Et pourtant, rien à faire, tous les jours, dans ce gros machin public en construction, où j'essaie de gagner ma vie, à la pause-café, derrière une énorme baie vitrée, en vis-à-vis des distributeurs de planètes "Mars" et de constellations "Lion", je ne pouvais m'empêcher de le voir. Il était là. Le cadavre.
Un pigeon commun des villes, mort et tombé là, sur les dalles grises...
Impossible de ne pas le voir. C'est un passage obligé pour les usagers et les employés du lieu. La mort en vitrine. Comme une belle pute.
Au début, on d'est dit : "Quand même, y pourraient au moins l'enlever... " Mais bon, on  ne meurt pas toujours dans des endroits commodes. Alors il est resté là, le pigeon. Un jour, deux jours... un mois, deux mois, six mois..." Et puis, on a fini par s'y habituer... Finalement, on s'habitue à tout, même à la mort.
Nous avons assisté à sa décomposition. Chaque jour, en sirotant mon café court, je m'interdisais d'écrire... je ne sais pas, moi... une nouvelle, une allégorie sur le thème de la mort, avec des passerelles entre les pigeons et les hommes.
Je méditais sur cette dépouille que TF1 n'est jamais venu filmer ; sur laquelle, jamais, je n'ai vu une pigeonne s'incliner.
On est bien peu de choses.
Aujourd'hui, il est réduit à l'état de squelette.
Je n'ai pas pu m'empêcher de lui écrire, faute d'une épitaphe, ces quelques mots... même pas des vers...

*

DEVOS A LA RESCOUSSE

Un ami me paraîssait bien morose (j'aime bien employer ce mot "rose", depuis qu'Aurora et Théo m'ont dissuadé de bleuir) cet après-midi.
N'écoutant que mon instinct, gonflant mon ventre (sans trop de mal, je bedonne et c'est une mauvaise graisse.), j'ai retrouvé l'imitation de Raymond Devos que j'avais mise au point et qui a déridé mes semblables avant que je devienne fou.
"Un type est devant un sex-shop. Il dit : "Enlevez-moi toute cette saloperie !"Le gérant, n'y tenant plus, sort de sa boutique et dit : "Mais enfin, monsieur, calmez-vous, vous allez me faire perdre des clients.

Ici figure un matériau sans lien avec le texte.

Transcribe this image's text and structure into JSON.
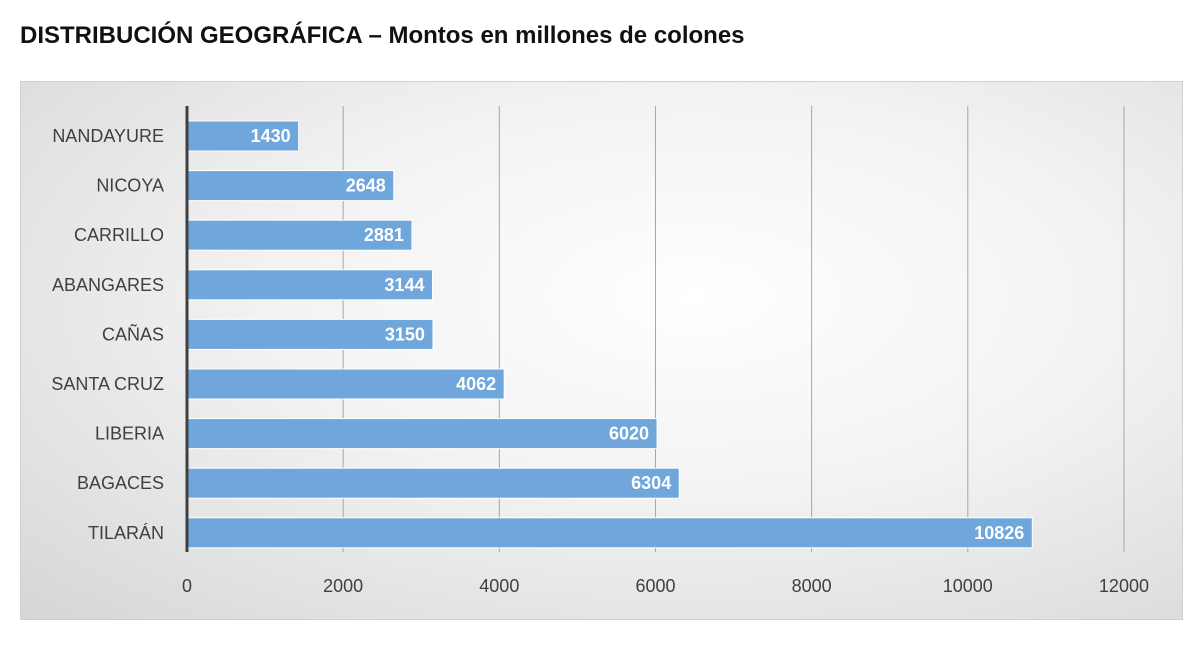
{
  "chart_data": {
    "type": "bar",
    "orientation": "horizontal",
    "title": "DISTRIBUCIÓN GEOGRÁFICA – Montos en millones de colones",
    "categories": [
      "NANDAYURE",
      "NICOYA",
      "CARRILLO",
      "ABANGARES",
      "CAÑAS",
      "SANTA CRUZ",
      "LIBERIA",
      "BAGACES",
      "TILARÁN"
    ],
    "values": [
      1430,
      2648,
      2881,
      3144,
      3150,
      4062,
      6020,
      6304,
      10826
    ],
    "data_labels": [
      "1430",
      "2648",
      "2881",
      "3144",
      "3150",
      "4062",
      "6020",
      "6304",
      "10826"
    ],
    "xlim": [
      0,
      12000
    ],
    "x_ticks": [
      0,
      2000,
      4000,
      6000,
      8000,
      10000,
      12000
    ],
    "x_tick_labels": [
      "0",
      "2000",
      "4000",
      "6000",
      "8000",
      "10000",
      "12000"
    ],
    "xlabel": "",
    "ylabel": "",
    "grid": true,
    "legend": "none",
    "colors": {
      "bar": "#6fa6db",
      "bar_edge": "#ffffff",
      "gridline": "#a6a6a6",
      "axis": "#404040",
      "data_label": "#ffffff",
      "category_label": "#404040"
    }
  }
}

Si vous n'aimez pas, passez votre chemin."
Et le type de reprendre  : "Enlevez-moi toute cette saloperie de buée, je n'y vois rien."
Et voilà comment mon ami s'est fendu d'un bon rire.
Qui a dit "La chair est triste et j'ai lu tous les livres" ?

*

ITINERAIRE D'UN GENIE MALMENE

10 : c'est le nombre de fois que j'ai vu "Itinéraire d'un enfant gâté" de Claude Lelouch dans une vraie salle de cinéma, au temps où il en restait quelques unes, et ce n'était pas compulsif.
Claude Lelouch m'a toujours beaucoup impressionné par ses facultés à être un regard perçant sur la vie. On a dit de cet homme pis que pendre, et si "Un homme et une femme" l'ont à jamais "chabadadisé", ses autres pellicules, navets, flops et bides n'ont pas entamé ses convictions profondes. J'aime chez cet homme ses rapports au temps, aux hasards et aux circonstances, sa façon de tenir la caméra, ses amis (dont Brel), ses femmes, ses maîtresses... J'ai aussi adoré "Il y a des jours et des lunes" tombé dans les oubliettes.
Et aujourd'hui, j'en viens à me demander pourquoi ce génie malmené a été réduit à utiliser un stratagème pour proposer son nouveau film. Il a donc sorti "Roman de gare" sous le pseudonyme d'Hervé Picard...
Je n'ai pas vu ce film, je ne peux rien en dire, mais si je m'appelais Claude Lelouch et si j'en avais les moyens, je deviendrais mysanthrope pour de bon.